Gwyneth King: Equality Act provisions regarding gender reassignment discrimination
My previous two opinion pieces about the damaging delay to Scottish gender recognition reform, and the media’s portrayal of it, were underpinned factually by the relevant parts of the Equality Act. Given the ongoing widescale coverage of gender recognition reform, and trans rights, it might be useful to outline the specific legislative context.
The first fact
The Equality Act provides a default position that it amounts to unlawful discrimination for a public body, public service provider or employer to treat a trans woman as a man.
Section 13(1) of the Equality Act 2010 provides:
“A person (A) discriminates against another (B) if, because of a protected characteristic, A treats B less favourably than A treats or would treat others”.
Section 4 lists the protected characteristics, and they include gender reassignment.
Treating a trans woman as a man amounts to less favourable treatment than would be afforded a comparator (someone who isn’t trans), whose individual identity and privacy would be respected. It therefore amounts to unlawful direct discrimination, unless an exception to that default position applies.
The second fact
There is an exception to this default position within the Equality Act to do with what are generally referred to throughout this discourse as “safe spaces” – services offered to women who have experienced gender-based violence.

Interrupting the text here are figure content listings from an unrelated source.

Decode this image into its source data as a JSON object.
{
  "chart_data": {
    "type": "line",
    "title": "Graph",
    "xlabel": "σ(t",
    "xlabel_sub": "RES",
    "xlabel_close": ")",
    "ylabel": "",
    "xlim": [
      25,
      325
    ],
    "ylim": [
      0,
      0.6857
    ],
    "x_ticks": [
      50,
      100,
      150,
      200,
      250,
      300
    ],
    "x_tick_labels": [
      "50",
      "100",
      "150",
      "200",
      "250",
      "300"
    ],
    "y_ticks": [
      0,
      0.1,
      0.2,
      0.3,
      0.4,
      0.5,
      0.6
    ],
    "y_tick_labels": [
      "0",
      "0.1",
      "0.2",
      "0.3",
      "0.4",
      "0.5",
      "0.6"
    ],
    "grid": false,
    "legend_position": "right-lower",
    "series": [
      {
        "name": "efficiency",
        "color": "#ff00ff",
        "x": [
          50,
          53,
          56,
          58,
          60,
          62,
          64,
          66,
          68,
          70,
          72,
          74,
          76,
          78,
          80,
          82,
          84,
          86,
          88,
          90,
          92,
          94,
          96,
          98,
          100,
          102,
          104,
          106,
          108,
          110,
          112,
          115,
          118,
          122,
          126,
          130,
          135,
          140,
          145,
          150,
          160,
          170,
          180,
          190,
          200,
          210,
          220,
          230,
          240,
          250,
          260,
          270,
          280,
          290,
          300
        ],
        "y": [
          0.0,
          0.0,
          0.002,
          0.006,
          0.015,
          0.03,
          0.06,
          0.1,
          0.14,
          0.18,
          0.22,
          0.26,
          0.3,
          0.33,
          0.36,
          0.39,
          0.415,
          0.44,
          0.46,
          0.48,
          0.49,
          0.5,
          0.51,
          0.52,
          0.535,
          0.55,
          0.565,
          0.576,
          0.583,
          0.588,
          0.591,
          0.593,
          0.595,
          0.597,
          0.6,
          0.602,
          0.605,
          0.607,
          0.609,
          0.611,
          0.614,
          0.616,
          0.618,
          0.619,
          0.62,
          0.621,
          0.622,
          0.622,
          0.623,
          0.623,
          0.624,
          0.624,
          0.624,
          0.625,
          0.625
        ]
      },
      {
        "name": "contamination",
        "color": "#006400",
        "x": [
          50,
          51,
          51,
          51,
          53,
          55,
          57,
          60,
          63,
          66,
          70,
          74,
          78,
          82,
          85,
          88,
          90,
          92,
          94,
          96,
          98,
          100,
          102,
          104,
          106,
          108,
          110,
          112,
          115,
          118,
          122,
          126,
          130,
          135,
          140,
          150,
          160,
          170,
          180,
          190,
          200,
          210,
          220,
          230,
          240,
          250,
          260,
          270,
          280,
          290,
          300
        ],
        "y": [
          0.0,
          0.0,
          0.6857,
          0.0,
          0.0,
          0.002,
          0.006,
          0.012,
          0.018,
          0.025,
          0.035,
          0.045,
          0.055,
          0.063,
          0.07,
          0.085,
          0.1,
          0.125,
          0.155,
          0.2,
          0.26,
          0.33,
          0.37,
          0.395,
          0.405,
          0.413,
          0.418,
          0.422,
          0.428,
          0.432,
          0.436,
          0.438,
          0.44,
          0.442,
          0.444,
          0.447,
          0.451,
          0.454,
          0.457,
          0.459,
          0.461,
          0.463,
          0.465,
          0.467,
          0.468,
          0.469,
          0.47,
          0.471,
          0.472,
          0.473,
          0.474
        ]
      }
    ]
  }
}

Section 29(1) of the Equality Act provides:
“A person (a “service-provider”) concerned with the provision of a service to the public or a section of the public (for payment or not) must not discriminate against a person requiring the service by not providing the person with the service.”
Paragraph 28 of Schedule 3 provides:
(1) A person does not contravene section 29, so far as relating to gender reassignment , only because of anything done in relation to a matter within sub-paragraph (2), if the conduct in question is a proportionate means of achieving a legitimate aim.
(2) The matters are:
(a) the provision of separate services for persons of each sex;
(b) the provision of separate services differently for persons of each sex;
(c) the provision of a service only to persons of one sex.
What this means is that a “safe space” service provider, such as Rape Crisis Scotland, could refuse to offer its services to trans women, if they believed, and could establish, that this was a proportionate means of achieving a legitimate aim, such as protecting cis women. (They don’t apply this exception because they don’t believe trans women service users pose any threat to cis women service users. Their services are in fact expressly trans inclusive).
The third fact
There is also an exception within the Equality Act that can apply to prisons.
Paragraph 3(1) of Schedule 23 to the Equality Act provides:
“A person does not contravene this Act, so far as relating to sex discrimination or gender reassignment discrimination, only because of anything done in relation to:
(a) the admission of persons to communal accommodation; or
(b) the provision of a benefit, facility or service linked to the accommodation.
Paragraph 3(4) of Schedule 23 provides:
“In applying sub-paragraph (1)(a) in relation to gender reassignment, account must … be taken of whether and how far the conduct in question is a proportionate means of achieving a legitimate aim”.
This means that, as a public body, the Scottish Prison Service can refuse to admit a trans woman to a female prison if they believe, and can establish, that it is a proportionate means of achieving a legitimate aim, such as protecting cis women. (It did so in the recent very widely publicised case of a man convicted of two rapes. Because that individual now goes by a female name, a segregated assessment was undertaken to consider the risk posed to them, and to other prisoners, by where they were placed long-term. A decision was taken to place them in a male prison, as this was deemed to be a proportionate means of achieving the legitimate aim of protecting other prisoners at the female prison).
The fourth fact
There is no distinction within the Equality Act between trans people with or without gender recognition certificates.
Section 7(1) of the Equality Act provides:
“A person has the protected characteristic of gender reassignment if the person is proposing to undergo, is undergoing or has undergone a process (or part of a process) for the purpose of reassigning the person’s sex by changing physiological or other attributes of sex.”
Public bodies, public service providers and employers can be found to have unlawfully discriminated against trans people whether or not they have a gender recognition certificate, and all the exceptions to the default position can apply whether or not they do.
Scottish gender recognition reform aims to make it easier for trans people to get a gender recognition certificate. If the Scottish Government is successful in its legal challenge to Westminster’s veto, and the Gender Recognition Reform (Scotland) Bill gets Royal Assent, this is likely to increase the number of trans people with gender recognition certificates.
The fifth fact
An increase in the number of gender recognition certificates will not affect the operation of the Equality Act at all.
Gwyneth King is a solicitor at the Legal Services Agency. The views in this article are those of the author and do not represent the position of the organisation, or the opinion of any other individual members of its staff.